A nonlinear Schrödinger equation for gravity waves slowly modulated by linear shear flow*

Abstract

Assume that a fluid is inviscid, incompressible, and irrotational. A nonlinear Schrödinger equation (NLSE) describing the evolution of gravity waves in finite water depth is derived using the multiple-scale analysis method. The gravity waves are influenced by a linear shear flow, which is composed of a uniform flow and a shear flow with constant vorticity. The modulational instability (MI) of the NLSE is analyzed, and the region of the MI for gravity waves (the necessary condition for existence of freak waves) is identified. In this work, the uniform background flows along or against wave propagation are referred to as down-flow and up-flow, respectively. Uniform up-flow enhances the MI, whereas uniform down-flow reduces it. Positive vorticity enhances the MI, while negative vorticity reduces it.

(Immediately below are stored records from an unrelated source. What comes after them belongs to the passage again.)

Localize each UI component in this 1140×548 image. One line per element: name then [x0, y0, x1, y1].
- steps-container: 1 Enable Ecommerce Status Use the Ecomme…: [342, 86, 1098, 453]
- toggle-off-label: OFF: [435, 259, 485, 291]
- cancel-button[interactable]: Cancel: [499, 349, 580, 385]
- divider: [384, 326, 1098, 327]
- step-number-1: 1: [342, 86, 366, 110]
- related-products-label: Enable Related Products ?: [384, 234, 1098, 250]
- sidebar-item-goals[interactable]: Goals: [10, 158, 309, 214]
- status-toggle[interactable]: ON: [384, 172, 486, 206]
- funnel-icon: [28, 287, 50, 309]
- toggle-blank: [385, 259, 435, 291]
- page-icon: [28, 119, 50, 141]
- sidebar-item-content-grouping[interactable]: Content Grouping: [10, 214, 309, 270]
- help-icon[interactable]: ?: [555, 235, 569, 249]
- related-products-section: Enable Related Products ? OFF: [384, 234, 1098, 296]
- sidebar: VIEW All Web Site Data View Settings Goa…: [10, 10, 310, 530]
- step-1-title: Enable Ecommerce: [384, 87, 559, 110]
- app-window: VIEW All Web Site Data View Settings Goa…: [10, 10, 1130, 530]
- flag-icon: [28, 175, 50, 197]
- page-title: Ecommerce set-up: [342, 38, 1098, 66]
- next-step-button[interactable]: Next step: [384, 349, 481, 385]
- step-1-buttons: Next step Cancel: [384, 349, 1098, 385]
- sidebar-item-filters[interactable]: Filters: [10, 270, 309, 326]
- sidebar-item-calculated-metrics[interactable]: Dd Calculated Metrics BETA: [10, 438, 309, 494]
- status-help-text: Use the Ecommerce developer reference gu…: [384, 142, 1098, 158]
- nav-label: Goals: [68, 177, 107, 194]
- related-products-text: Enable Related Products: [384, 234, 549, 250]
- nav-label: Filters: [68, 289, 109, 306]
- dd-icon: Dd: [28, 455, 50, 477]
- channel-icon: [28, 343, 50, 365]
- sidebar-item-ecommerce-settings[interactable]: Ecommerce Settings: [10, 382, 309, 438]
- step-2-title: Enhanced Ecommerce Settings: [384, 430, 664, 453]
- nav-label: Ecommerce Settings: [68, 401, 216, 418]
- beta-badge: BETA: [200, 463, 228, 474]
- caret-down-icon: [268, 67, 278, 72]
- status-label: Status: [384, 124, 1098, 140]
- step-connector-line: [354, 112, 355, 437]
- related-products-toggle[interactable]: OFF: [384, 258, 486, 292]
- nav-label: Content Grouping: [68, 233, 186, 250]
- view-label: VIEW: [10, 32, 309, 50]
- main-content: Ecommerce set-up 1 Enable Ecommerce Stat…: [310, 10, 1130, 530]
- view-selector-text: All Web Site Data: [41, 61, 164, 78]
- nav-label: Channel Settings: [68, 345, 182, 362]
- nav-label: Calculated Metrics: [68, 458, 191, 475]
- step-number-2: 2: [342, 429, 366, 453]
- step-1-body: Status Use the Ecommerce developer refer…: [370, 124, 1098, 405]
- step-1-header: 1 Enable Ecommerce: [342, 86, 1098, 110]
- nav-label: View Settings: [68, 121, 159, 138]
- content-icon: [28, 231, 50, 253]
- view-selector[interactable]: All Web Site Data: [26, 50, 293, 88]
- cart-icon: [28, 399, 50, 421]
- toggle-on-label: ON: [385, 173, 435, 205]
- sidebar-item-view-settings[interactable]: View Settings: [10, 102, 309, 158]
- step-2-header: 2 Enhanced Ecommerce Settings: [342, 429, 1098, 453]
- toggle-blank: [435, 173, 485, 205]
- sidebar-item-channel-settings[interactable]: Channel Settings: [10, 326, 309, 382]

Hence, the influence of positive (negative) vorticity on MI can be balanced out by that of uniform down (up) flow. Furthermore, the Peregrine breather solution of the NLSE is applied to freak waves. Uniform up-flow increases the steepness of the free surface elevation, while uniform down-flow decreases it. Positive vorticity increases the steepness of the free surface elevation, whereas negative vorticity decreases it.